Chapter 109 - Ahab and Starbuck in the Cabin Summary — Moby-Dick; or, The Whale

Moby-Dick; or, The Whale by Herman Melville

Summary of Chapter 109: Ahab and Starbuck in the Cabin

Chapter 109 of Moby-Dick opens with a routine morning operation aboard the Pequod: the crew is pumping the ship, a standard procedure to keep the oil casks damply tight and detect any leakage. When an alarming quantity of oil surfaces with the water, it becomes clear that the casks below have sprung a serious leak. First mate Starbuck descends to the cabin to report the problem to Captain Ahab.

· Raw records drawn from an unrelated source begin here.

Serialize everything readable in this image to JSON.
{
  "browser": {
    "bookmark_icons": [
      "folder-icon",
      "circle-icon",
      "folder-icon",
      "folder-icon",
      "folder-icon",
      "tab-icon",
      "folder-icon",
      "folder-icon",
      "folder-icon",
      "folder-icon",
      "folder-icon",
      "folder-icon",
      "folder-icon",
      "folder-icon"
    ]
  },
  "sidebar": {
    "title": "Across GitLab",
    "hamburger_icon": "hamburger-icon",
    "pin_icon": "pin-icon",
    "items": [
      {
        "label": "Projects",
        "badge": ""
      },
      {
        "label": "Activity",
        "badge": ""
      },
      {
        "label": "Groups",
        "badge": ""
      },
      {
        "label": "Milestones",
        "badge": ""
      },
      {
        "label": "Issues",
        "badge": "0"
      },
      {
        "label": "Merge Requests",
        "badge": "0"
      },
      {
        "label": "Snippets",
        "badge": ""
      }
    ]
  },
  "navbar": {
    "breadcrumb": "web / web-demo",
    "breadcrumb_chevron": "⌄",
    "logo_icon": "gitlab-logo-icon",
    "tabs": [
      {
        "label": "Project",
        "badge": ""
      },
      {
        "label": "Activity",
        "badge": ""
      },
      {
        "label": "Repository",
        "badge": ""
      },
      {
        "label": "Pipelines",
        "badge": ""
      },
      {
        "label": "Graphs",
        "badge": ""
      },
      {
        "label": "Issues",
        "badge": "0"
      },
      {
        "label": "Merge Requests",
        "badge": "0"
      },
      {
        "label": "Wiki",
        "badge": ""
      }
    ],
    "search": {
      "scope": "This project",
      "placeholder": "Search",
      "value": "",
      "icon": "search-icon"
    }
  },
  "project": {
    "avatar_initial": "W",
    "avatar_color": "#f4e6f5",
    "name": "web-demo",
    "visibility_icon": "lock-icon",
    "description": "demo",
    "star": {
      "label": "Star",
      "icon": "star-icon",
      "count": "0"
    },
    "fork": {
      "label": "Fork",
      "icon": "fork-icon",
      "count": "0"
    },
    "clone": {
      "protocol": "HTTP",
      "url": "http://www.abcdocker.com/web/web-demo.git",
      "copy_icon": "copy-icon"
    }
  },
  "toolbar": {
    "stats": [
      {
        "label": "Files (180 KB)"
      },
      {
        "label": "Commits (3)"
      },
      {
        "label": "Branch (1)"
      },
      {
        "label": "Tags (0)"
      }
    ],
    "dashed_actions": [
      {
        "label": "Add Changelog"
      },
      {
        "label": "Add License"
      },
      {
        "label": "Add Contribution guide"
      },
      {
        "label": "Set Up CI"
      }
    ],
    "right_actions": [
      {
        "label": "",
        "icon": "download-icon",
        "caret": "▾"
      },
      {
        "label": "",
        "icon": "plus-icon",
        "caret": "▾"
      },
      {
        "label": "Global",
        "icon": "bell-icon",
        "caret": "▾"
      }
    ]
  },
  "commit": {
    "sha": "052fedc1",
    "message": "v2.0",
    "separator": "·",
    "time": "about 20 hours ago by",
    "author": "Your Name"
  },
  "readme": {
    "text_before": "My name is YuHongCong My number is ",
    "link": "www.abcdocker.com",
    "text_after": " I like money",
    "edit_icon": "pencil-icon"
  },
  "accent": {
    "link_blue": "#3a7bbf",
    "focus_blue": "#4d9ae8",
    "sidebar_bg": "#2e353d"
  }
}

The Confrontation Over Leaking Oil

Starbuck finds Ahab absorbed in navigational charts of the oriental archipelagoes, tracing routes near Formosa, the Bashee Isles, and the coasts of Japan—waters where Melville has established Ahab expects to encounter the White Whale. Without even turning around, Ahab barks "On deck! Begone!" When Starbuck explains that the leaking oil requires them to "up Burtons and break out"—meaning hoist the tackle and open the hold to repair the casks—Ahab is outraged. To him, halting for a week near Japan to "tinker a parcel of old hoops" is unthinkable.

A tense exchange follows in which the two men reveal fundamentally different conceptions of the voyage’s purpose. Starbuck insists that "what we come twenty thousand miles to get is worth saving," meaning the whale oil that represents the ship’s commercial mission. Ahab’s reply—"So it is, so it is; if we get it"—reveals that he is thinking not of oil but of Moby Dick. When Starbuck presses the point, Ahab erupts: "Let it leak! I’m all aleak myself." He transforms the physical leak into a powerful metaphor for his own spiritual and psychological decay, asking who can find or plug a leak "in this life’s howling gale."

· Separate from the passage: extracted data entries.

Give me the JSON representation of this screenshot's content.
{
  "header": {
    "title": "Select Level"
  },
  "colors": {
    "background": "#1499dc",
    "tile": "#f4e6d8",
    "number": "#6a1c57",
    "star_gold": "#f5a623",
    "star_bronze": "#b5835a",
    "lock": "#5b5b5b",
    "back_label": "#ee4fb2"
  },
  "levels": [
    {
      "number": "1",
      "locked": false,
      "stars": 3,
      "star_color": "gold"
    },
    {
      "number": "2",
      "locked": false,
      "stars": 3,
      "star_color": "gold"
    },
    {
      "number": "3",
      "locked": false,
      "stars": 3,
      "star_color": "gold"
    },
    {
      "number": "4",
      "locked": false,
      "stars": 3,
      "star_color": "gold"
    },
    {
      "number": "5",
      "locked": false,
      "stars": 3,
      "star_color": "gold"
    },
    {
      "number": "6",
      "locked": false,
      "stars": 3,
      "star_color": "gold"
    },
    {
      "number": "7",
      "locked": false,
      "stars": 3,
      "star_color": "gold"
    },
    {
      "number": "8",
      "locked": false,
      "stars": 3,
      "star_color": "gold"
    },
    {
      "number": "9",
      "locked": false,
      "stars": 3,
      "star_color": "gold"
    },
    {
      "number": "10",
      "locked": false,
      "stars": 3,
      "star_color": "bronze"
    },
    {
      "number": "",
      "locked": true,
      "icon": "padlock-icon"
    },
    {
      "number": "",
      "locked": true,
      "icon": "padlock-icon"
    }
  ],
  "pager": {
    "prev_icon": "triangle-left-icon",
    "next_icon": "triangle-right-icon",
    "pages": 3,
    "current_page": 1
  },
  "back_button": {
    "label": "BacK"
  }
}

The Musket and the Warning

When Starbuck appeals to the ship’s owners, Ahab dismisses them contemptuously, declaring that "the only real owner of anything is its commander" and that his conscience resides "in this ship’s keel." Starbuck, reddening but maintaining a strangely respectful daring, pushes further, asking whether they might not "understand each other better than hitherto." Ahab’s response is swift and violent: he seizes a loaded musket from the cabin rack and levels it at his first mate, proclaiming, "There is one God that is Lord over the earth, and one Captain that is lord over the Pequod.—On deck!"

Starbuck, mastering his emotion, delivers one of the novel’s most memorable warnings: "Thou hast outraged, not insulted me, sir; but for that I ask thee not to beware of Starbuck; thou wouldst but laugh; but let Ahab beware of Ahab; beware of thyself, old man." After Starbuck departs, Ahab paces the cabin using the musket as a walking staff, turning the warning over in his mind: "What’s that he said—Ahab beware of Ahab—there’s something there!"

The Reversal

In the chapter’s final turn, Ahab returns the musket to its rack, goes on deck, and quietly concedes. He calls Starbuck "but too good a fellow" and orders the crew to furl sails, back the main-yard, and break out the main-hold—exactly what Starbuck had requested. Melville leaves Ahab’s motive deliberately ambiguous: it may have been "a flash of honesty" or "mere prudential policy" to suppress any sign of open disaffection in his chief officer. Either way, Ahab recognizes that maintaining the appearance of a normal commercial voyage serves his deeper obsession with the White Whale.